Court records portray Kinnunen as being deeply troubled long before Sunday’s attack.
In 2012, a district judge in Oklahoma ruled him mentally incompetent to stand trial and ordered him committed to a psychiatric facility for treatment.
Kinnunen was charged with felony assault and battery with a dangerous weapon after he attacked the owner of a Chickasha, Oklahoma, doughnut shop in 2011, court records state. He was separately charged with arson that year after allegedly starting a fire in a cotton field by tying tampons soaked in lamp oil to the crop.
Earlier on the day of that fire, Kinnunen soaked a football in the accelerant, lit it on fire and threw it back and forth with his son, who was a minor, according to the arrest affidavit. The boy told police he was afraid his father would get mad if he asked to stop.

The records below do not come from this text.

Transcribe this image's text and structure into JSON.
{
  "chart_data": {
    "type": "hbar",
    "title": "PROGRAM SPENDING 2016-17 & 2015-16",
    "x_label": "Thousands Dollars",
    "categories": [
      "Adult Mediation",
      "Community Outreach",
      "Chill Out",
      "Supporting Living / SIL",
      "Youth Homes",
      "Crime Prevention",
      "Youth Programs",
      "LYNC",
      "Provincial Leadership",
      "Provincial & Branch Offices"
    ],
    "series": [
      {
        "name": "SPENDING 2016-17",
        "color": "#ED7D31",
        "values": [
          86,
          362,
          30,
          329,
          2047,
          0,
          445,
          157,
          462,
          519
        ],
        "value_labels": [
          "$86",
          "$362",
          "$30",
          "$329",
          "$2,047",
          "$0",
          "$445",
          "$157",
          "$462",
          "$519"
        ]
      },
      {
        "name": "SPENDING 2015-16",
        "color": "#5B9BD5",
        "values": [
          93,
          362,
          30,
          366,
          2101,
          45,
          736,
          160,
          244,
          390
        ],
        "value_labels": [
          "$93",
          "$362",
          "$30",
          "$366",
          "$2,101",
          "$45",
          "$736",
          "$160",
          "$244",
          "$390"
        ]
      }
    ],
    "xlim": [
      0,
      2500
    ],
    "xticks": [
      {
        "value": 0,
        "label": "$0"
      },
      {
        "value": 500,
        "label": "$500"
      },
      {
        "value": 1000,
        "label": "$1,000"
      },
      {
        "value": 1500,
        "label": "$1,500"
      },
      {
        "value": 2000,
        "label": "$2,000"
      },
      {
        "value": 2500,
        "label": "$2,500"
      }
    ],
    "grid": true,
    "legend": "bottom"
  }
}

A forensic psychologist who examined Kinnunen in 2012 for both cases wrote that “Kinnunen currently evidences signs that are consistent with a substantial mental illness and that meet the inpatient criteria of a ‘person requiring treatment.’”
Records show that Kinnunen was found competent to stand trial in February 2013. However, both criminal cases were ultimately reduced to misdemeanors, to which he pleaded guilty.
One of Kinnunen’s exwives, Cynthia L. GlasgowVoegle, also filed for a protective order against him in 2012, Oklahoma records show. “Keith is a violent, paranoid person with a long line of assault and battery w/ and without firearms,” Glasgow-Voegle said in the petition.